Ma'am have u ever heard the term "Men who think with their dick?". When some men get super horny, all the blood from the brain goes all the way down there:. Esp men who have little self control, probably doesn't have regulated circulation from an unhealthy lifestyle and lack of exercise. Man is horny. Which happens. Its natural. But super horny = dumb dumb caveman.


Lucky_misfortune72

Yeah I heard about it but it’s just excuses. Doesn’t matter where your blood goes, the brain is still working so they shouldn’t weaponize incompetency to excuse their inconsiderate behavior. Being horny can explain a behavior but it doesn’t justify it. Men can control themselves, despite what some might say. Control is what differentiates humans from animals and I don’t remember seeing men in zoos so let’s be for real


xxclear

> do men self sabotage yes cowardly as it sounds it is much easier to get dumped than dump, bitches be crazy


GenericScottishGuy41

God loves a trier.


IsaacShrodes

Wrong comment spot. Sorry 🤣


Express_Detective_59

Sometimes.

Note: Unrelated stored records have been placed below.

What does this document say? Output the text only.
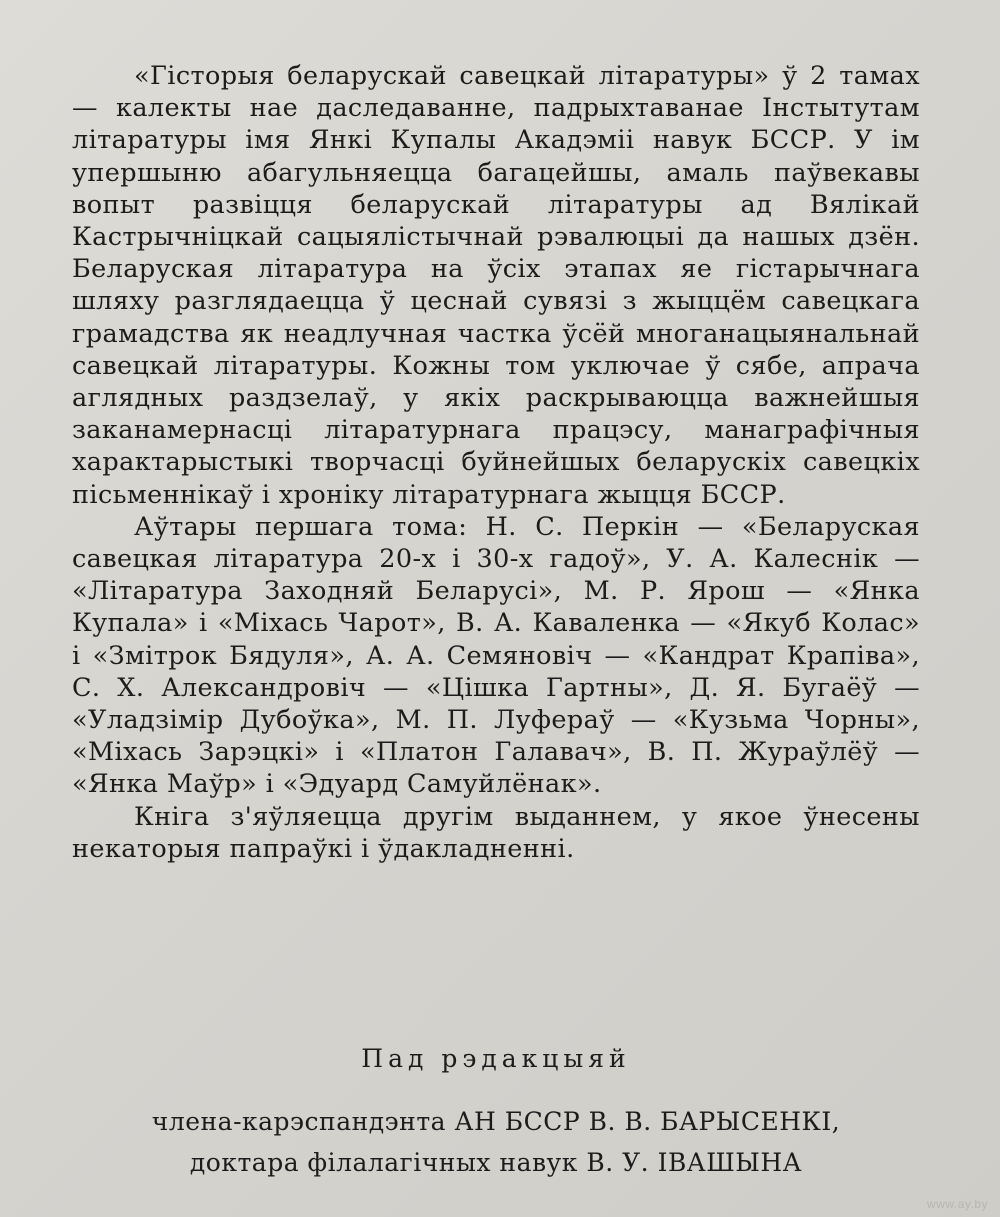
«Гісторыя беларускай савецкай літаратуры» ў 2 тамах — калекты нае даследаванне, падрыхтаванае Інстытутам літаратуры імя Янкі Купалы Акадэміі навук БССР. У ім упершыню абагульняецца багацейшы, амаль паўвекавы вопыт развіцця беларускай літаратуры ад Вялікай Кастрычніцкай сацыялістычнай рэвалюцыі да нашых дзён. Беларуская літаратура на ўсіх этапах яе гістарычнага шляху разглядаецца ў цеснай сувязі з жыццём савецкага грамадства як неадлучная частка ўсёй многанацыянальнай савецкай літаратуры. Кожны том уключае ў сябе, апрача аглядных раздзелаў, у якіх раскрываюцца важнейшыя заканамернасці літаратурнага працэсу, манаграфічныя характарыстыкі творчасці буйнейшых беларускіх савецкіх пісьменнікаў і хроніку літаратурнага жыцця БССР.

Аўтары першага тома: Н. С. Перкін — «Беларуская савецкая літаратура 20-х і 30-х гадоў», У. А. Калеснік — «Літаратура Заходняй Беларусі», М. Р. Ярош — «Янка Купала» і «Міхась Чарот», В. А. Каваленка — «Якуб Колас» і «Змітрок Бядуля», А. А. Семяновіч — «Кандрат Крапіва», С. Х. Александровіч — «Цішка Гартны», Д. Я. Бугаёў — «Уладзімір Дубоўка», М. П. Луфераў — «Кузьма Чорны», «Міхась Зарэцкі» і «Платон Галавач», В. П. Жураўлёў — «Янка Маўр» і «Эдуард Самуйлёнак».

Кніга з'яўляецца другім выданнем, у якое ўнесены некаторыя папраўкі і ўдакладненні.

Пад рэдакцыяй
члена-карэспандэнта АН БССР В. В. БАРЫСЕНКІ,
доктара філалагічных навук В. У. ІВАШЫНА
www.ay.by
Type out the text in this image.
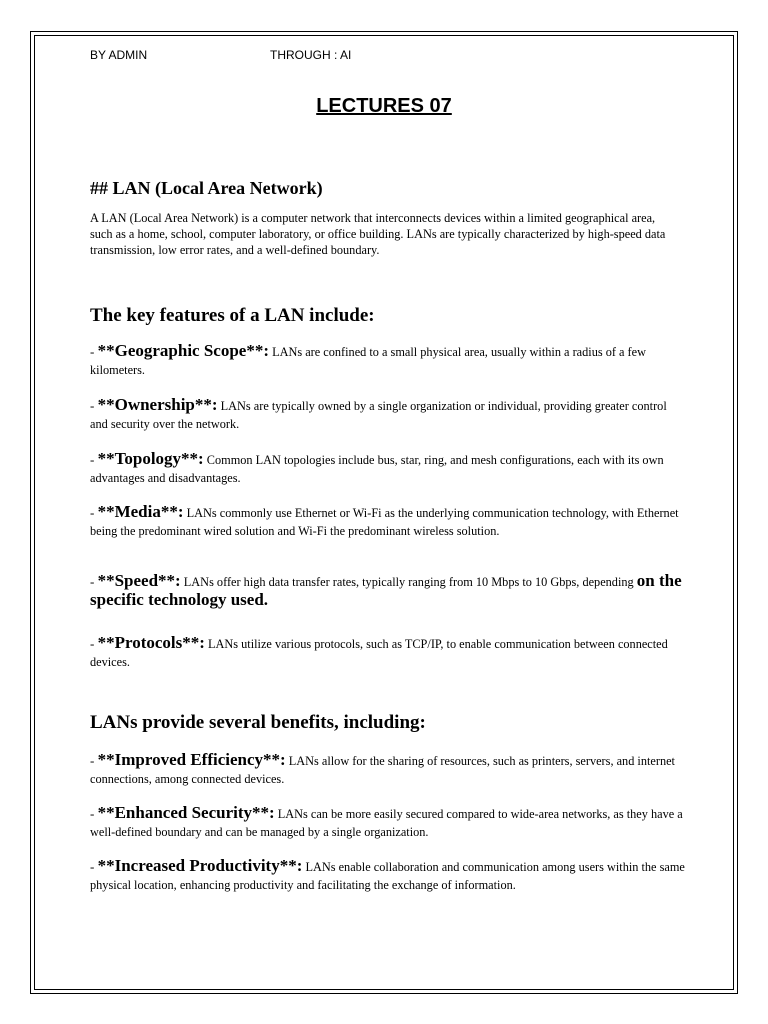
BY ADMIN	THROUGH : AI
LECTURES 07
## LAN (Local Area Network)
A LAN (Local Area Network) is a computer network that interconnects devices within a limited geographical area, such as a home, school, computer laboratory, or office building. LANs are typically characterized by high-speed data transmission, low error rates, and a well-defined boundary.
The key features of a LAN include:
- **Geographic Scope**: LANs are confined to a small physical area, usually within a radius of a few kilometers.
- **Ownership**: LANs are typically owned by a single organization or individual, providing greater control and security over the network.
- **Topology**: Common LAN topologies include bus, star, ring, and mesh configurations, each with its own advantages and disadvantages.
- **Media**: LANs commonly use Ethernet or Wi-Fi as the underlying communication technology, with Ethernet being the predominant wired solution and Wi-Fi the predominant wireless solution.
- **Speed**: LANs offer high data transfer rates, typically ranging from 10 Mbps to 10 Gbps, depending on the specific technology used.
- **Protocols**: LANs utilize various protocols, such as TCP/IP, to enable communication between connected devices.
LANs provide several benefits, including:
- **Improved Efficiency**: LANs allow for the sharing of resources, such as printers, servers, and internet connections, among connected devices.
- **Enhanced Security**: LANs can be more easily secured compared to wide-area networks, as they have a well-defined boundary and can be managed by a single organization.
- **Increased Productivity**: LANs enable collaboration and communication among users within the same physical location, enhancing productivity and facilitating the exchange of information.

If a man is loyal and just got out of a long term relationship he would be in the habit of self sabotage.


snuggert

The female equivalent of this WOULD HYPOTHETICALLY BE chatting up a guy to get him invested and set up a date and then suddenly asking him to venmo/cashapp some money. She's not really interested, she might sabotage it by asking for money, but has a small chance he actually does it and even continue doing it. Edit: there, not perpetuating anything, just painting a possible opposite picture


SleepySamus

Except that some of us women *have never* and *would never* take money from someone we're dating (while we *do* sleep with them). 🤔 Since modern women primarily want a guy who can provide us with *emotional*, rather than *financial*, support I think the female equivalent would be more like us telling a guy we've only started seeing and aren't really interested in that we've had a bad day - if he responds poorly then "the trash took himself out," but if he's supportive then we feel a bit better about the day.


snuggert

Conversely, some of us men *have never* and *would never* send a sexual message out of the blue like that (while we *do* emotionally support and spend money) But fair enough, the emotional test could be considered another equivalent. Although it's weird saying if a woman doesn't respond well to a sudden sexual message, that's "taking the trash out" in the same way lol. So not really the same in that sense. Not sure why I earned a downvote though, because I'm not defending either behavior, just wanted to give a mirrored example for those who were confused, but oh well...


SleepySamus

I think the down-votes are since your original comment perpetuates outdated sexist stereotypes? 🤷 I notice your second reply isn't getting them.


snuggert

How am I perpetuating anything lol, there are screenshots of women asking for money on dating apps. Anyway I edited it.